Preheat oven to 350 degrees. Add about 2 Cups of chicken broth to an oven proof baking dish (large enough to hold 2 chicken breasts). Add chicken breasts. Season each chicken breast with the ground cumin and chili powder and top with chopped garlic. Cover with foil and bake in the oven until cooked through (about 30-35 minutes depending on thickness of chicken). Allow chicken to cool, and shred with a fork.
Add 1-2 TBS. corn oil to a large stockpot and heat over medium. Add chopped onion and red pepper and saute until onion is translucent and pepper is soft. Add 10-12 cups of chicken broth, shredded cooked chicken, green chilis, chopped tomatoes, and about 1 1/2 TBS. chopped cilantro to the pot. Add 6-8 TBS. freshly squeezed lime juice to the soup. (I think the lime juice is key to the fantastic flavor of this soup, so I am generous with it, but I also set out sliced limes so people can add their own lime juice). Heat thoroughly and then simmer until ready to serve.
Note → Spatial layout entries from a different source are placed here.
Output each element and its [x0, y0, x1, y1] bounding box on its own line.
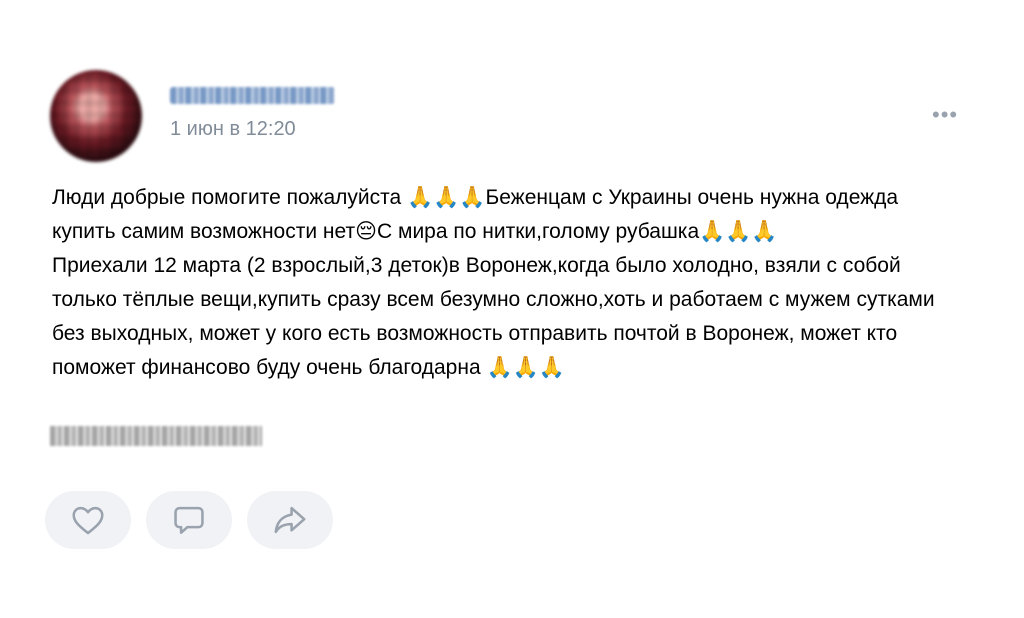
more-options-icon[interactable]: •••: [932, 104, 958, 126]
blurred-hashtags: [50, 426, 262, 446]
share-icon: [274, 506, 306, 534]
post-text: Люди добрые помогите пожалуйста 🙏🙏🙏Бежен…: [52, 186, 935, 379]
post-date[interactable]: 1 июн в 12:20: [170, 118, 296, 141]
comment-button[interactable]: [146, 491, 232, 549]
like-button[interactable]: [45, 491, 131, 549]
author-avatar[interactable]: [50, 70, 142, 162]
comment-icon: [174, 506, 204, 534]
author-name-blurred[interactable]: [170, 87, 335, 104]
heart-icon: [72, 506, 104, 535]
share-button[interactable]: [247, 491, 333, 549]
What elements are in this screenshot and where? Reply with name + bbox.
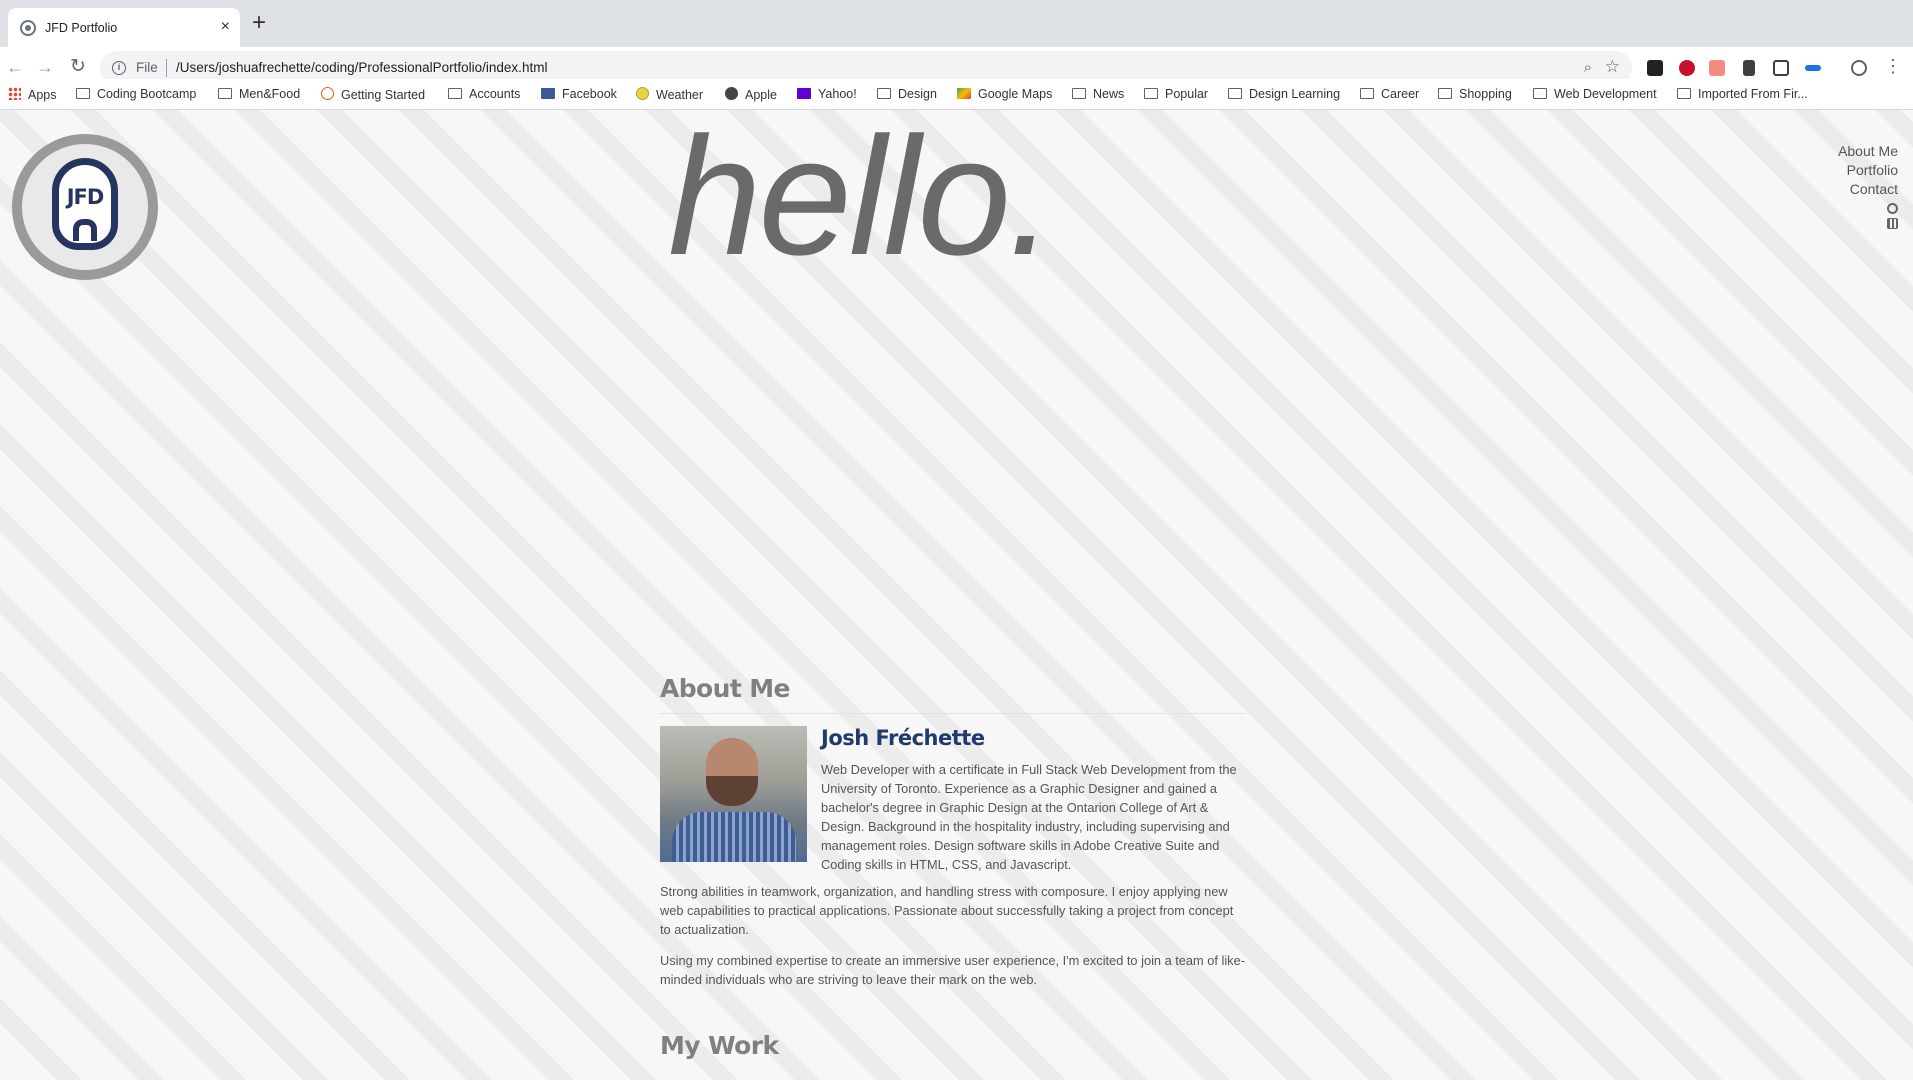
bookmark-men-food[interactable]: Men&Food	[218, 87, 300, 101]
bookmark-web-development[interactable]: Web Development	[1533, 87, 1657, 101]
tab-strip: JFD Portfolio × +	[0, 0, 1913, 47]
site-nav: About Me Portfolio Contact	[1838, 142, 1898, 229]
apple-icon	[725, 87, 738, 100]
profile-name: Josh Fréchette	[821, 726, 985, 750]
bio-block: Josh Fréchette Web Developer with a cert…	[660, 726, 1246, 872]
profile-avatar-icon[interactable]	[1851, 60, 1867, 76]
browser-tab[interactable]: JFD Portfolio ×	[8, 8, 240, 47]
nav-contact-link[interactable]: Contact	[1838, 180, 1898, 199]
extension-transfer-icon[interactable]	[1805, 65, 1821, 71]
bookmark-design-learning[interactable]: Design Learning	[1228, 87, 1340, 101]
bookmark-coding-bootcamp[interactable]: Coding Bootcamp	[76, 87, 196, 101]
folder-icon	[1228, 88, 1242, 99]
linkedin-icon[interactable]	[1887, 218, 1898, 229]
github-icon[interactable]	[1887, 203, 1898, 214]
new-tab-icon[interactable]: +	[252, 11, 266, 35]
folder-icon	[1533, 88, 1547, 99]
main-content: About Me Josh Fréchette Web Developer wi…	[660, 674, 1246, 1060]
bookmark-accounts[interactable]: Accounts	[448, 87, 520, 101]
folder-icon	[1072, 88, 1086, 99]
extension-arrow-icon[interactable]	[1709, 60, 1725, 76]
extension-pen-icon[interactable]	[1743, 60, 1755, 76]
bookmark-apps[interactable]: Apps	[8, 87, 57, 102]
close-tab-icon[interactable]: ×	[221, 18, 230, 36]
about-section-title: About Me	[660, 674, 791, 703]
address-url[interactable]: /Users/joshuafrechette/coding/Profession…	[176, 60, 547, 75]
zoom-icon[interactable]: ⌕	[1584, 59, 1592, 76]
bookmark-popular[interactable]: Popular	[1144, 87, 1208, 101]
section-divider	[660, 713, 1246, 714]
profile-photo	[660, 726, 807, 862]
bookmark-shopping[interactable]: Shopping	[1438, 87, 1512, 101]
address-scheme: File	[136, 60, 158, 75]
bookmarks-bar: Apps Coding Bootcamp Men&Food Getting St…	[0, 79, 1913, 110]
bio-paragraph: Web Developer with a certificate in Full…	[821, 762, 1237, 872]
address-divider	[166, 59, 167, 77]
extension-shield-icon[interactable]	[1647, 60, 1663, 76]
photo-beard	[706, 776, 758, 806]
folder-icon	[1144, 88, 1158, 99]
work-section-title: My Work	[660, 1031, 779, 1060]
facebook-icon	[541, 88, 555, 99]
bookmark-google-maps[interactable]: Google Maps	[957, 87, 1052, 101]
nav-portfolio-link[interactable]: Portfolio	[1838, 161, 1898, 180]
about-paragraph-2: Strong abilities in teamwork, organizati…	[660, 884, 1234, 937]
apps-grid-icon	[8, 87, 21, 100]
tab-title: JFD Portfolio	[45, 21, 118, 35]
folder-icon	[877, 88, 891, 99]
bookmark-apple[interactable]: Apple	[725, 87, 777, 102]
back-arrow-icon[interactable]: ←	[6, 57, 24, 77]
bookmark-design[interactable]: Design	[877, 87, 937, 101]
nav-about-link[interactable]: About Me	[1838, 142, 1898, 161]
forward-arrow-icon[interactable]: →	[36, 57, 54, 77]
folder-icon	[448, 88, 462, 99]
browser-menu-icon[interactable]: ⋮	[1884, 56, 1902, 76]
extension-flag-icon[interactable]	[1679, 60, 1695, 76]
folder-icon	[76, 88, 90, 99]
firefox-icon	[321, 87, 334, 100]
extension-capture-icon[interactable]	[1773, 60, 1789, 76]
page-viewport: JFD hello. About Me Portfolio Contact Ab…	[0, 110, 1913, 1080]
jfd-logo[interactable]: JFD	[12, 134, 158, 280]
reload-icon[interactable]: ↻	[70, 57, 86, 77]
bookmark-career[interactable]: Career	[1360, 87, 1419, 101]
bookmark-imported[interactable]: Imported From Fir...	[1677, 87, 1808, 101]
bookmark-getting-started[interactable]: Getting Started	[321, 87, 425, 102]
bookmark-news[interactable]: News	[1072, 87, 1124, 101]
bookmark-yahoo[interactable]: Yahoo!	[797, 87, 857, 101]
google-maps-icon	[957, 88, 971, 99]
info-icon[interactable]: i	[112, 61, 126, 75]
weather-icon	[636, 87, 649, 100]
photo-shirt	[672, 812, 796, 862]
hero-greeting: hello.	[668, 110, 1055, 290]
logo-head-icon: JFD	[52, 158, 118, 250]
logo-text: JFD	[66, 185, 105, 209]
folder-icon	[1677, 88, 1691, 99]
about-paragraph-3: Using my combined expertise to create an…	[660, 953, 1245, 987]
bookmark-facebook[interactable]: Facebook	[541, 87, 617, 101]
folder-icon	[1360, 88, 1374, 99]
folder-icon	[1438, 88, 1452, 99]
site-favicon-icon	[20, 20, 36, 36]
bookmark-weather[interactable]: Weather	[636, 87, 703, 102]
yahoo-icon	[797, 88, 811, 99]
logo-mouth-icon	[73, 219, 97, 241]
folder-icon	[218, 88, 232, 99]
bookmark-star-icon[interactable]: ☆	[1605, 57, 1620, 77]
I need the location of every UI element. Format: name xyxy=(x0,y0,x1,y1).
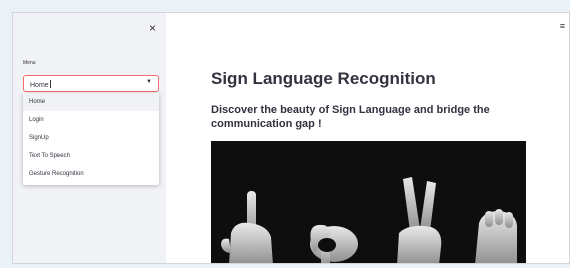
hand-l-sign xyxy=(221,191,273,263)
dropdown-option-signup[interactable]: SignUp xyxy=(23,129,159,147)
hand-v-sign xyxy=(397,177,442,263)
dropdown-option-text-to-speech[interactable]: Text To Speech xyxy=(23,147,159,165)
page-title: Sign Language Recognition xyxy=(211,69,436,88)
app-window: × Menu Home ▼ Home Login SignUp Text To … xyxy=(12,12,570,264)
hand-o-sign xyxy=(310,224,358,263)
menu-select[interactable]: Home ▼ xyxy=(23,75,159,92)
text-cursor xyxy=(49,80,51,88)
close-icon[interactable]: × xyxy=(149,22,156,34)
sign-language-hands-image xyxy=(211,141,526,263)
dropdown-option-login[interactable]: Login xyxy=(23,111,159,129)
chevron-down-icon[interactable]: ▼ xyxy=(146,79,152,85)
menu-label: Menu xyxy=(23,60,36,66)
dropdown-option-gesture-recognition[interactable]: Gesture Recognition xyxy=(23,165,159,183)
hand-e-sign xyxy=(475,209,517,263)
hamburger-menu-icon[interactable]: ≡ xyxy=(560,21,565,31)
select-value-text: Home xyxy=(30,82,49,89)
main-content: ≡ Sign Language Recognition Discover the… xyxy=(166,13,569,263)
hands-illustration xyxy=(221,177,517,263)
sidebar: × Menu Home ▼ Home Login SignUp Text To … xyxy=(13,13,166,263)
dropdown-list: Home Login SignUp Text To Speech Gesture… xyxy=(23,93,159,185)
page-subtitle: Discover the beauty of Sign Language and… xyxy=(211,104,490,130)
dropdown-option-home[interactable]: Home xyxy=(23,93,159,111)
select-value: Home xyxy=(30,80,51,89)
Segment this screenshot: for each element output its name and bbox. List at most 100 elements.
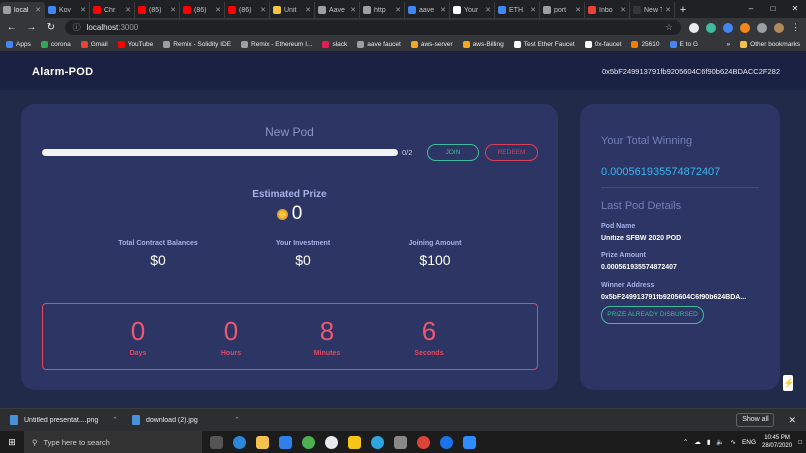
chevron-up-icon[interactable]: ⌃ (112, 416, 118, 424)
bookmark-item[interactable]: Remix - Ethereum I... (241, 40, 312, 48)
clock[interactable]: 10:45 PM 28/07/2020 (762, 434, 792, 450)
bookmarks-more-button[interactable]: » (727, 41, 731, 48)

To make homemade tortilla strips:
Slice 10 small corn tortillas into 1/2 inch strips.* In a medium stockpot, heat about 2 Cups of corn oil (you need about 1 1/2 – 2 inches of oil in the bottom of the pot) to 350 degrees. Working in batches, add tortilla strips and fry (tossing occasionally so they don’t stick together) until golden brown. Transfer fried tortilla strips to a baking tray lined with paper towel, season generously with salt and allow to drain. * This is the same method for making homemade tortilla chips, just cut the tortillas into triangles ( I also use sea salt when making chips because I like them a little saltier).
Set out garnishes of sliced avocado, lime wedges, tortilla strips or chips, shredded cheese, and remaining chopped cilantro. Add soup to bowls and encourage guests to add their own garnishes (the tortillas are a must since it is called tortilla soup, but I let people decide how many tortillas they want).